The result wasn't a surprise; Vancouver had been the longtime favorite. What was unexpected was the voting pattern and margin of victory.
Pyeongchang, the least known of the three bidders and long considered the outsider, came within three votes of winning in the first round of the secret ballot and two votes in the second.
"It was a photo finish," Canadian Prime Minister Jean Chretien said. "But winning is winning."
Pyeongchang led with 51 votes in the first round, short of a winning majority of 54, while Vancouver had 40 and Salzburg 16. With Salzburg eliminated, Vancouver then defeated Pyeongchang 56-53.
The election wasn't without intrigue -- four members didn't vote in the first round and three in the second, which could have swung the result the other way. The IOC said it was unsure why.
"In the land of the IOC, 56-53 is a landslide," Canadian IOC member Dick Pound told ecstatic Vancouver boosters at a victory party late Wednesday night.
Vancouver was a top pick on technical merits alone. A recent IOC report gave Vancouver the best overall review, with high marks for its plans for sports venues, accommodations and financing.
Canada's understated campaign focused on the technical strengths of its proposal, with most indoor venues in Vancouver and ski and sliding events at Whistler.
"Obviously the best bid won," International Olympic Committee president Jacques Rogge said. "The games are not just venues, bricks and mortar. You need expertise, you need democracy, you need a stable economy, you need champions. Vancouver had all that."
Canada has hosted two previous Olympics -- the 1976 Summer Games in Montreal and 1988 Winter Games in Calgary, Alberta.
As Canada rejoiced, many IOC members began looking ahead to the high-profile 2012 contest. New York, London, Paris, Madrid and Moscow are among the declared contenders so far in what IOC officials have described as a "dream team" lineup.
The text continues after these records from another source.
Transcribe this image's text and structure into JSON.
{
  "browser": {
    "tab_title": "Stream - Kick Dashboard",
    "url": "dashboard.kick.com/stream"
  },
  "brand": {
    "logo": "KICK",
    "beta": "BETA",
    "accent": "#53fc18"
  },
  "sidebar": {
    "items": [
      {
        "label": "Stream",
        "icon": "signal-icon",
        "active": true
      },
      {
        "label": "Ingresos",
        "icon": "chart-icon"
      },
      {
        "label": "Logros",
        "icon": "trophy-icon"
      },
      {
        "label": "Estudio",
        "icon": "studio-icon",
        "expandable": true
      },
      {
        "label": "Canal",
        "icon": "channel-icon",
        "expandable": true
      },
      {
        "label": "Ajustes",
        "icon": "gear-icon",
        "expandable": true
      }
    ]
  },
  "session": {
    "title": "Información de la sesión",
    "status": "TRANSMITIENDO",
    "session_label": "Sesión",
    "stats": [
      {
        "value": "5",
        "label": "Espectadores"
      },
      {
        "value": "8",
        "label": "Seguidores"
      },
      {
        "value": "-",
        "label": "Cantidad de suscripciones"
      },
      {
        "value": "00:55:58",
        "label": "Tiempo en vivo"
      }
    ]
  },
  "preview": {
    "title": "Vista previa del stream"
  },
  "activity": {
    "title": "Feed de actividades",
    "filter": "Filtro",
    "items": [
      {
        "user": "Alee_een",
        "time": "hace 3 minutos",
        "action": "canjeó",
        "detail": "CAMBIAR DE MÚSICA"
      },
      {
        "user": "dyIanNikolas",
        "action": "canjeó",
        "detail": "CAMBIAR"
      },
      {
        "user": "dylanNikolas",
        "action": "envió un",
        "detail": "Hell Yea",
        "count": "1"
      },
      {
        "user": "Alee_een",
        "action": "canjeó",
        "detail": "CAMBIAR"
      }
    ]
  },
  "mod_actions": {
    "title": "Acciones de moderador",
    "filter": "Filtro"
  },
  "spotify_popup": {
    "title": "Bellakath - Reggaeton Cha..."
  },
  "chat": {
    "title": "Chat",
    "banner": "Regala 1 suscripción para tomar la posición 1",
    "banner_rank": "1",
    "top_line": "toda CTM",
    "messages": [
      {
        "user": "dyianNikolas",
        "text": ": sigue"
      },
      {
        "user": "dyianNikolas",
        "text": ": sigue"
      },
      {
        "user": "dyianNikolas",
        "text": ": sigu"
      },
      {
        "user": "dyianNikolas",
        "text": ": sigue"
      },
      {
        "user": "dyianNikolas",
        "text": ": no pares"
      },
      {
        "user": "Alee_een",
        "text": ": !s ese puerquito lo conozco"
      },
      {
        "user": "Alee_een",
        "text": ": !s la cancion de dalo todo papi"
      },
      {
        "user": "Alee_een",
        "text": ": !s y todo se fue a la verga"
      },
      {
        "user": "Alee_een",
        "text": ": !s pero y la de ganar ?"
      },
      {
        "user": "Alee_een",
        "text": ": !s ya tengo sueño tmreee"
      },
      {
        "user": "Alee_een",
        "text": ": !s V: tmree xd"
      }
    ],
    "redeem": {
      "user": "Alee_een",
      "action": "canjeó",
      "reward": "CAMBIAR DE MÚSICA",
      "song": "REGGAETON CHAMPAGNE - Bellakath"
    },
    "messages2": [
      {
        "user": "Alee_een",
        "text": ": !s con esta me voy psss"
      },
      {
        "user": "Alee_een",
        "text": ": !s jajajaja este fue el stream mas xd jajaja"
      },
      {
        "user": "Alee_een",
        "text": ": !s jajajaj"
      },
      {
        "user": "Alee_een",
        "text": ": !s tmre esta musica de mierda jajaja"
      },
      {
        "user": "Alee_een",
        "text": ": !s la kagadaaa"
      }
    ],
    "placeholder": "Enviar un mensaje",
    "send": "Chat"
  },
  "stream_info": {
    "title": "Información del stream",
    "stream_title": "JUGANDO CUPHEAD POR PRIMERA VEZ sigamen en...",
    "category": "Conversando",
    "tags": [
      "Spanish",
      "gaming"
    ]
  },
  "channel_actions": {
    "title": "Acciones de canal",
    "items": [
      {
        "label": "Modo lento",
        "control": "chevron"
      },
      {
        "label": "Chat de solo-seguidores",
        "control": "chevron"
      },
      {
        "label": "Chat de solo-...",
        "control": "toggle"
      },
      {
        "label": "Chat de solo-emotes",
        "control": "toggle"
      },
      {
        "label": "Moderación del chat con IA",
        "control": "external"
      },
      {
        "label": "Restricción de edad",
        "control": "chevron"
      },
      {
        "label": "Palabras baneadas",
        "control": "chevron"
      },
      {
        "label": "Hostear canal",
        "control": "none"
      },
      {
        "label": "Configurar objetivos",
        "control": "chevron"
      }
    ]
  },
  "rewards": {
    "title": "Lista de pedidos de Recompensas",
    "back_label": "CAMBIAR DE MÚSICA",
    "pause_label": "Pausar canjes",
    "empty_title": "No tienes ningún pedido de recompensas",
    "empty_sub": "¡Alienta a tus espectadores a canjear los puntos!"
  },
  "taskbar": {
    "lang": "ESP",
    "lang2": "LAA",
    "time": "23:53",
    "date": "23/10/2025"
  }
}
Awarding the 2010 Games to North America helps Europe's chances for 2012 -- at the possible expense of New York. Some members say back-to-back games in North America are unlikely.
The 2012 scenario played a role in Vancouver's victory.
"It's not complicated," said senior Italian member Mario Pescante, head of the European Olympic Committees. "With five countries interested in the Summer Games, the majority of European IOC members preferred to have games outside Europe. This is a very political vote in view of the summer games."
Rogge disputed any 2010-2012 trade-off, citing consecutive games in Europe in 2004 (Athens, summer) and 2006 (Turin, winter).
New York bid officials said they didn't believe Vancouver's selection would hurt the city's chances.
"We really didn't feel like we had a stake in the outcome here," said Daniel Doctoroff, leader of New York's 2012 bid. "Ultimately we've got to do the job in 2005. Between winter and summer, there's no evidence that it's ever made any difference whatsoever."